Despite impending payment cuts, health insurance companies won't walk away from Medicare Advantage--thanks in part to a growing Medicare population and the incoming generation's comfort with managed care, Managed Healthcare Executive reported.
To stay ahead in the Medicare Advantage business, insurers should keep the following two concepts in mind:
1. Enhance offerings
Ignore the impulse to offer members "less for more" in the face of a 5.9 percent payment cut in 2015, Managed Healthcare Executive noted. Long-term viability in Medicare Advantage calls for product enhancements, such as hearing or dental benefits, that are selling points for seniors. In fact, a December 2013 survey from WellPoint found baby boomers value dental coverage benefits and would pay more for comprehensive dental coverage.
2. Focus on quality
Quality ratings provide a financial opportunity for insurers. The termination of contracts with plans consistently scoring fewer than three stars will free up market share for the remaining high-quality plans, the article noted.
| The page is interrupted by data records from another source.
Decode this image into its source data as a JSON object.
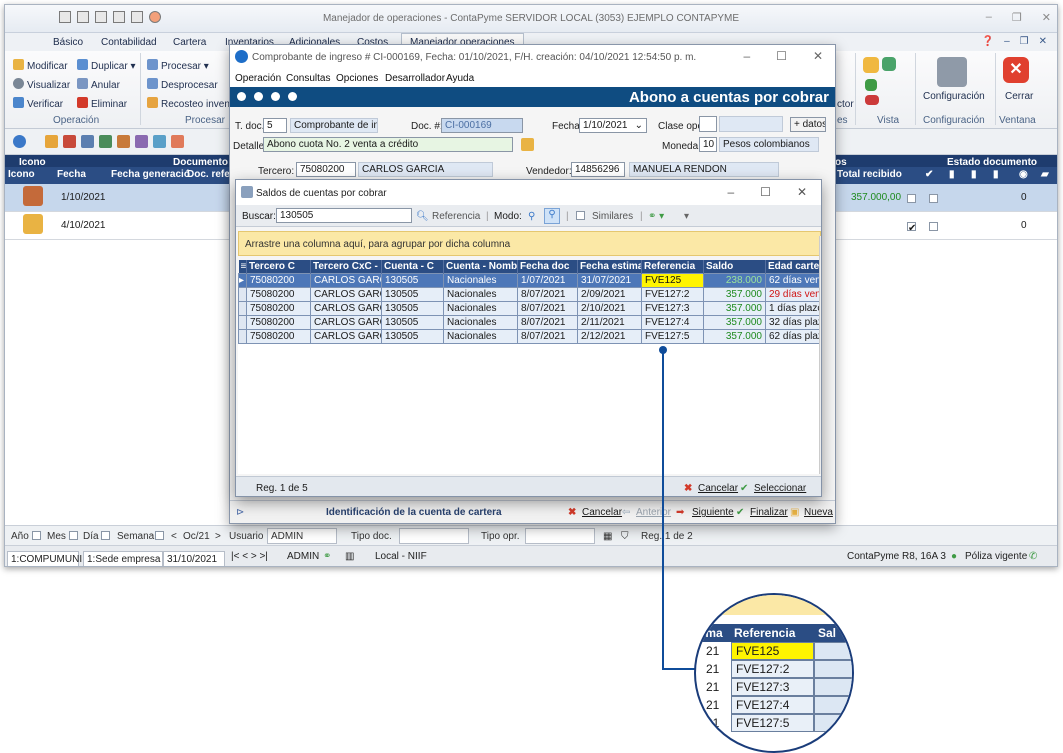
{
  "app": {
    "title": "Manejador de operaciones - ContaPyme SERVIDOR LOCAL (3053) EJEMPLO CONTAPYME",
    "ribbon_tabs": [
      "Básico",
      "Contabilidad",
      "Cartera",
      "Inventarios",
      "Adicionales",
      "Costos",
      "Manejador operaciones"
    ],
    "ribbon": {
      "modificar": "Modificar",
      "duplicar": "Duplicar",
      "visualizar": "Visualizar",
      "anular": "Anular",
      "verificar": "Verificar",
      "eliminar": "Eliminar",
      "procesar": "Procesar",
      "desprocesar": "Desprocesar",
      "recosteo": "Recosteo inventa",
      "group_operacion": "Operación",
      "group_procesar": "Procesar",
      "ctor": "ctor",
      "configuracion": "Configuración",
      "cerrar": "Cerrar",
      "group_es": "es",
      "group_vista": "Vista",
      "group_configuracion": "Configuración",
      "group_ventana": "Ventana"
    },
    "grid": {
      "hdr_icono": "Icono",
      "hdr_documento": "Documento",
      "hdr_os": "os",
      "hdr_estado": "Estado documento",
      "col_icono": "Icono",
      "col_fecha": "Fecha",
      "col_fecha_gen": "Fecha generació",
      "col_doc_ref": "Doc. refe",
      "col_total": "Total recibido",
      "rows": [
        {
          "fecha": "1/10/2021",
          "total": "357.000,00",
          "estado": "0"
        },
        {
          "fecha": "4/10/2021",
          "total": "",
          "estado": "0"
        }
      ]
    },
    "filters": {
      "ano": "Año",
      "mes": "Mes",
      "dia": "Día",
      "semana": "Semana",
      "periodo": "Oc/21",
      "usuario": "Usuario",
      "usuario_val": "ADMIN",
      "tipo_doc": "Tipo doc.",
      "tipo_opr": "Tipo opr.",
      "reg": "Reg. 1 de 2"
    },
    "status": {
      "equipo": "1:COMPUMUNI",
      "empresa": "1:Sede empresa",
      "fecha": "31/10/2021",
      "nav": "|<  <  >  >|",
      "usuario": "ADMIN",
      "contexto": "Local - NIIF",
      "version": "ContaPyme R8, 16A 3",
      "poliza": "Póliza vigente"
    }
  },
  "comprobante": {
    "title": "Comprobante de ingreso # CI-000169, Fecha: 01/10/2021, F/H. creación: 04/10/2021 12:54:50 p. m.",
    "menu": [
      "Operación",
      "Consultas",
      "Opciones",
      "Desarrollador",
      "Ayuda"
    ],
    "banner": "Abono a cuentas por cobrar",
    "fields": {
      "tdoc_label": "T. doc.:",
      "tdoc": "5",
      "tdoc_name": "Comprobante de ingre",
      "docnum_label": "Doc. #:",
      "docnum": "CI-000169",
      "fecha_label": "Fecha:",
      "fecha": "1/10/2021",
      "clase_label": "Clase oper.",
      "datos": "+ datos",
      "detalle_label": "Detalle:",
      "detalle": "Abono cuota No. 2 venta a crédito",
      "moneda_label": "Moneda:",
      "moneda": "10",
      "moneda_name": "Pesos colombianos",
      "tercero_label": "Tercero:",
      "tercero": "75080200",
      "tercero_name": "CARLOS GARCIA",
      "vendedor_label": "Vendedor:",
      "vendedor": "14856296",
      "vendedor_name": "MANUELA RENDON"
    },
    "bottom": {
      "ident": "Identificación de la cuenta de cartera",
      "cancelar": "Cancelar",
      "anterior": "Anterior",
      "siguiente": "Siguiente",
      "finalizar": "Finalizar",
      "nueva": "Nueva"
    }
  },
  "saldos": {
    "title": "Saldos de cuentas por cobrar",
    "buscar_label": "Buscar:",
    "buscar_value": "130505",
    "referencia": "Referencia",
    "modo": "Modo:",
    "similares": "Similares",
    "group_hint": "Arrastre una columna aquí, para agrupar por dicha columna",
    "columns": [
      "Tercero C",
      "Tercero CxC - N",
      "Cuenta - C",
      "Cuenta - Nombr",
      "Fecha doc",
      "Fecha estima",
      "Referencia",
      "Saldo",
      "Edad carte"
    ],
    "rows": [
      {
        "tercero": "75080200",
        "nombre": "CARLOS GARCIA",
        "cuenta": "130505",
        "cuenta_nombre": "Nacionales",
        "fecha_doc": "1/07/2021",
        "fecha_est": "31/07/2021",
        "referencia": "FVE125",
        "saldo": "238.000",
        "edad": "62 días venc"
      },
      {
        "tercero": "75080200",
        "nombre": "CARLOS GARCIA",
        "cuenta": "130505",
        "cuenta_nombre": "Nacionales",
        "fecha_doc": "8/07/2021",
        "fecha_est": "2/09/2021",
        "referencia": "FVE127:2",
        "saldo": "357.000",
        "edad": "29 días venc"
      },
      {
        "tercero": "75080200",
        "nombre": "CARLOS GARCIA",
        "cuenta": "130505",
        "cuenta_nombre": "Nacionales",
        "fecha_doc": "8/07/2021",
        "fecha_est": "2/10/2021",
        "referencia": "FVE127:3",
        "saldo": "357.000",
        "edad": "1 días plazo"
      },
      {
        "tercero": "75080200",
        "nombre": "CARLOS GARCIA",
        "cuenta": "130505",
        "cuenta_nombre": "Nacionales",
        "fecha_doc": "8/07/2021",
        "fecha_est": "2/11/2021",
        "referencia": "FVE127:4",
        "saldo": "357.000",
        "edad": "32 días plazo"
      },
      {
        "tercero": "75080200",
        "nombre": "CARLOS GARCIA",
        "cuenta": "130505",
        "cuenta_nombre": "Nacionales",
        "fecha_doc": "8/07/2021",
        "fecha_est": "2/12/2021",
        "referencia": "FVE127:5",
        "saldo": "357.000",
        "edad": "62 días plazo"
      }
    ],
    "reg": "Reg. 1 de 5",
    "cancelar": "Cancelar",
    "seleccionar": "Seleccionar"
  },
  "zoom": {
    "col_left": "ima",
    "col_ref": "Referencia",
    "col_right": "Sal",
    "rows": [
      {
        "left": "21",
        "ref": "FVE125"
      },
      {
        "left": "21",
        "ref": "FVE127:2"
      },
      {
        "left": "21",
        "ref": "FVE127:3"
      },
      {
        "left": "21",
        "ref": "FVE127:4"
      },
      {
        "left": "21",
        "ref": "FVE127:5"
      }
    ]
  },
  "colors": {
    "header_blue": "#2b4d84",
    "banner_blue": "#0f4c81",
    "highlight_yellow": "#fff400",
    "hint_yellow": "#fbe8a6",
    "selected_row": "#4d77b8"
  }
}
"Improved quality scores for Medicare Advantage plans could be the difference between making and losing money," Matt Eyles, executive vice president at Avalere Health, told the publication.
Moreover, insurers should recognize the link between Medicare Advantage star ratings and enrollment: When Medicare Advantage insurers have a higher star quality rating, they see greater enrollment numbers, according to a January 2013 study published in the Journal of the American Medical Association. The researchers found when insurers improved their rating by one star, they also boosted their enrollment by 9.5 percent.
Narrow networks also can help enhance quality in the midst of Medicare Advantage cuts, as more efficient providers will lead to better outcomes and financial benefits.